Of course, nothing is perfect.  His family relationships strain, especially with his sister, who has an abusive boyfriend, reflective of several other women in the novel.  Only after she has an abortion does his sister regain control of her own life, often urging Charlie not to tell anyone of her troubles.  The usual escape from his family life is with his friends, but Charlie finds himself in a relationship with Sam’s friend, Mary Elizabeth, even though he does not have feelings for her and would rather be with Sam.  When the truth is revealed, they both refuse to speak to him, and Patrick advises Charlie to stay away.  In their time apart, Charlie falls into a depression, and is fearful of where it might lead him.  Fortunately, Charlie reunites with them, but their time left together is limited.  When they eventually depart for college, Charlie suffers a breakdown, and comes to realize that his Aunt Helen actually did some horrible things.  After being hospitalized for the summer to cope with his mental instability, Charlie finally comes to terms with his present state and reunites with his friends, finally accepting where he is in life.

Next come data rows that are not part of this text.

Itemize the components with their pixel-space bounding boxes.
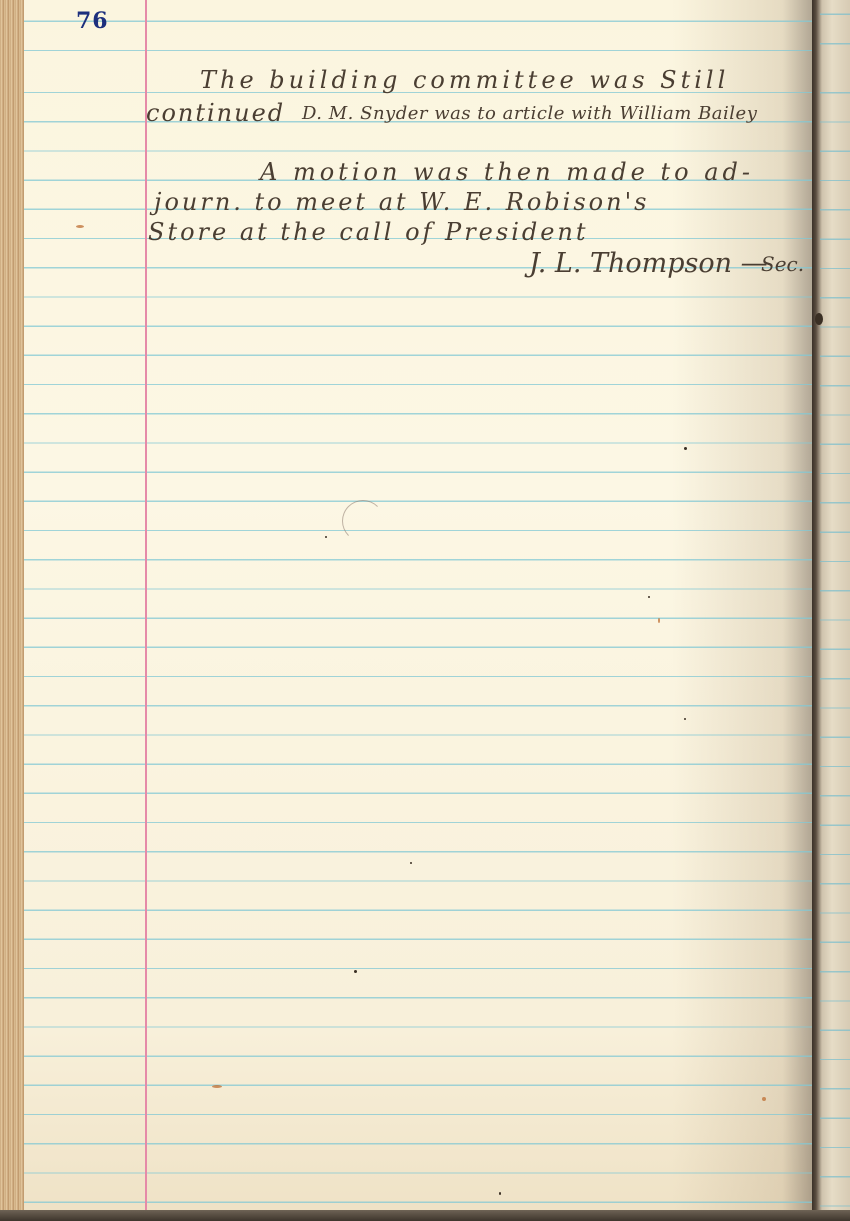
entry-line-2a: continued — [146, 99, 285, 127]
page-bottom-shadow — [0, 1210, 850, 1221]
binding-hole — [815, 313, 823, 325]
page-stack-edge — [0, 0, 24, 1221]
ink-stain — [762, 1097, 766, 1101]
paper-speck — [684, 718, 686, 720]
signature-name: J. L. Thompson — — [529, 248, 768, 279]
entry-line-5: Store at the call of President — [148, 218, 589, 246]
entry-line-2b: D. M. Snyder was to article with William… — [302, 103, 757, 124]
ink-stain — [76, 225, 84, 228]
entry-line-1: The building committee was Still — [200, 66, 729, 94]
paper-speck — [354, 970, 357, 973]
entry-line-4: journ. to meet at W. E. Robison's — [154, 188, 649, 216]
faint-pencil-mark — [342, 500, 384, 542]
red-margin-rule — [145, 0, 147, 1210]
ink-stain — [658, 618, 660, 623]
ledger-page: 76 The building committee was Still cont… — [24, 0, 814, 1210]
page-number: 76 — [76, 8, 109, 34]
paper-speck — [648, 596, 650, 598]
paper-speck — [325, 536, 327, 538]
paper-speck — [410, 862, 412, 864]
entry-line-3: A motion was then made to ad- — [260, 158, 754, 186]
ink-stain — [212, 1085, 222, 1088]
paper-speck — [499, 1192, 501, 1195]
facing-page-ruling — [820, 0, 850, 1221]
signature-title: Sec. — [761, 252, 804, 276]
paper-speck — [684, 447, 687, 450]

Why I love it:  The Perks of Being a Wallflower provides not only the most brutally honest depiction of high school life that I’ve ever read, but it’s also insightful as hell!  It seamlessly features a plethora of social issues without being snobbish or self-serving.  However, the most captivating part is the emotion and innocence with which Chbosky writes, and every word has a purpose in emulating this.  I will warn you, though, this novel is not one for sensitive readers — it has been featured on a number of banned book lists — because its content is unfiltered.  Frankly, The Perks of Being a Wallflower will break you; it will also put the pieces back together, but it a new way.

perks seat

 

My Summer Reading Challenge

Hey, guys!  For my first reading post ever, I’ve decided to challenge myself to read at least one book a week this summer vacation and post a summary/review about it!  I’ll probably be sticking to classic novels for the most part, but the general guideline is novels that make me think.  I’ve just read the Perks of Being a Wallflower (again), and even though it isn’t classic literature, it definitely is my favorite novel of all time.  I hope to make it my first review — maybe it might bring me a little good luck!